Le Conseil national a répondu à la consultation lancée par la Commission européenne sur l’avenir des professionnels de santé. Population vieillissante, dépenses de santé croissantes, attentes des patients de plus en plus nombreuses : l’enjeu de cette consultation publique, matérialisée par un « livre vert des personnels de santé » visait à lancer un vaste débat à l’échelle européenne sur les défis communs et actuels du secteur de la santé. Autorité d’enregistrement et de contrôle de tous les chirurgiens-dentistes en France, le Conseil national a donc apporté sa contribution à cette consultation s’agissant de la profession dentaire en France au travers d’un document très complet.
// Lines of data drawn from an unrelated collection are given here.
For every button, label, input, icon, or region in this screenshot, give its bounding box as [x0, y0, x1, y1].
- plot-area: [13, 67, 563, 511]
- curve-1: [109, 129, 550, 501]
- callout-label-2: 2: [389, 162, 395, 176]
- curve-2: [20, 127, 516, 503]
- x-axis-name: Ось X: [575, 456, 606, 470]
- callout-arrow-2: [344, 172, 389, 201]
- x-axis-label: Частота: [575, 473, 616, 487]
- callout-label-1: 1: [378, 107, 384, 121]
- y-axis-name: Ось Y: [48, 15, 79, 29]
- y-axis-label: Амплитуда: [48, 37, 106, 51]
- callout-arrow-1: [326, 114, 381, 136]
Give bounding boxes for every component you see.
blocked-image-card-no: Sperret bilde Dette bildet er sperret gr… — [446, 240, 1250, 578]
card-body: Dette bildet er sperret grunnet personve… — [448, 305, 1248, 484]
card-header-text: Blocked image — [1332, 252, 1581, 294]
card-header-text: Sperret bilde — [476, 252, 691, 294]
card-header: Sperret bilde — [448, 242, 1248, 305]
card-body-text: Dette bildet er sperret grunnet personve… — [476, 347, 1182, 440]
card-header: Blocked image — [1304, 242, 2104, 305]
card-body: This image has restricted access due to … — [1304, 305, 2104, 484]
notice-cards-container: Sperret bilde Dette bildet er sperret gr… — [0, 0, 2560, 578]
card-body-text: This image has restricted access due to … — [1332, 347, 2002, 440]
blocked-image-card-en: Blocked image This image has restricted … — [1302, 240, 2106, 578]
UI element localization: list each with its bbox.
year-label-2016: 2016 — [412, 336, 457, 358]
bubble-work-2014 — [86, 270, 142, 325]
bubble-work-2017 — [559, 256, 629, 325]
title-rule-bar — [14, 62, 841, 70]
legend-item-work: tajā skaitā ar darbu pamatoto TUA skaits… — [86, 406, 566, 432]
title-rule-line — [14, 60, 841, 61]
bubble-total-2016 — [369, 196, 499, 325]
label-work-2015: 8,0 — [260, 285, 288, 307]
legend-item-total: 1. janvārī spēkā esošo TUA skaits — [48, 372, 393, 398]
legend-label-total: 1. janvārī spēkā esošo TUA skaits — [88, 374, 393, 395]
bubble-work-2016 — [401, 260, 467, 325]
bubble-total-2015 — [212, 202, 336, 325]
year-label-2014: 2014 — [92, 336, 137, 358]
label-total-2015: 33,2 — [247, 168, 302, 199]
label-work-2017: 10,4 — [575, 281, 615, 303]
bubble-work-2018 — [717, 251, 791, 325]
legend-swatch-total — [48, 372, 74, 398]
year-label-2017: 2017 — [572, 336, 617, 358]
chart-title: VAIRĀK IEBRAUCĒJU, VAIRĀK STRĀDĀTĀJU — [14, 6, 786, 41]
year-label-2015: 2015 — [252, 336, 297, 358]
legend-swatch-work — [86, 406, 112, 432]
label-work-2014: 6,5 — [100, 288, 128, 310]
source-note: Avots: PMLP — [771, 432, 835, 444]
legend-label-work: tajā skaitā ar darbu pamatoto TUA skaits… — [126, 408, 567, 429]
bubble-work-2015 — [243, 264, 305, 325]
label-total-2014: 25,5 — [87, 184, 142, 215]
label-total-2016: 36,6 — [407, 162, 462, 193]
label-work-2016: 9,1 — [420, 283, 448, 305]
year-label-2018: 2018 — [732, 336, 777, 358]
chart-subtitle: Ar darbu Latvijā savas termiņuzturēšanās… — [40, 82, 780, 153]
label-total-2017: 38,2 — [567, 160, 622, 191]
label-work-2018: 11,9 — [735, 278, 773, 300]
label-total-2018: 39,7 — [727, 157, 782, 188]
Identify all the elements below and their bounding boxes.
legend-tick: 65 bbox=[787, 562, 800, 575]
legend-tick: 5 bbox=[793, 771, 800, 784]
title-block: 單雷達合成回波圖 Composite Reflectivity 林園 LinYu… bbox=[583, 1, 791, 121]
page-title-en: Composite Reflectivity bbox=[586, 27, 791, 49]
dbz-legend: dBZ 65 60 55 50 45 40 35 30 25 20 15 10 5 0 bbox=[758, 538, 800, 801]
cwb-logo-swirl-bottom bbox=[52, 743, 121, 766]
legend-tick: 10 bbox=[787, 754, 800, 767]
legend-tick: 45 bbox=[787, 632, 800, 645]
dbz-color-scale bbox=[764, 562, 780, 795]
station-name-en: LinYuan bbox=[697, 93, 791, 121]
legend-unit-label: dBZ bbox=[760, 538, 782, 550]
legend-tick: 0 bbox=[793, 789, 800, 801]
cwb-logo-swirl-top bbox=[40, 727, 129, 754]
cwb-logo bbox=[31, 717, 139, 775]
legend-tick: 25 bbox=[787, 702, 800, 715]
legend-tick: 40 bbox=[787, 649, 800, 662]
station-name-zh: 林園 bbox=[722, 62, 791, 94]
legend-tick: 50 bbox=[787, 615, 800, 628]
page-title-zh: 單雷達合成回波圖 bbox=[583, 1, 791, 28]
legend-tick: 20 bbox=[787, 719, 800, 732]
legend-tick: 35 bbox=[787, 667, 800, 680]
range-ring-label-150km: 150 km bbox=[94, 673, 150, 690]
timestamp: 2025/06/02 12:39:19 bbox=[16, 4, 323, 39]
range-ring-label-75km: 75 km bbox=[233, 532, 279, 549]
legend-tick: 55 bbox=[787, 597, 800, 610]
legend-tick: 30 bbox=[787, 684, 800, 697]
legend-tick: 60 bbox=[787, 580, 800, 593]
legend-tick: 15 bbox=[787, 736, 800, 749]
L’Ordre a réagi aux propositions de la Commission européenne à chacun des grands thèmes abordés dans ce livre vert, à savoir : la démographie des professionnels de santé, la capacité sanitaire, la formation, la gestion de la mobilité  professionnelle au niveau européen, la migration à l’échelle mondiale, la mise en place de données à l’appui de la prise de décisions, la répercussion des nouvelles technologies, le rôle des professionnels de santé en tant que chefs d’entreprise et enfin les politiques de cohésion.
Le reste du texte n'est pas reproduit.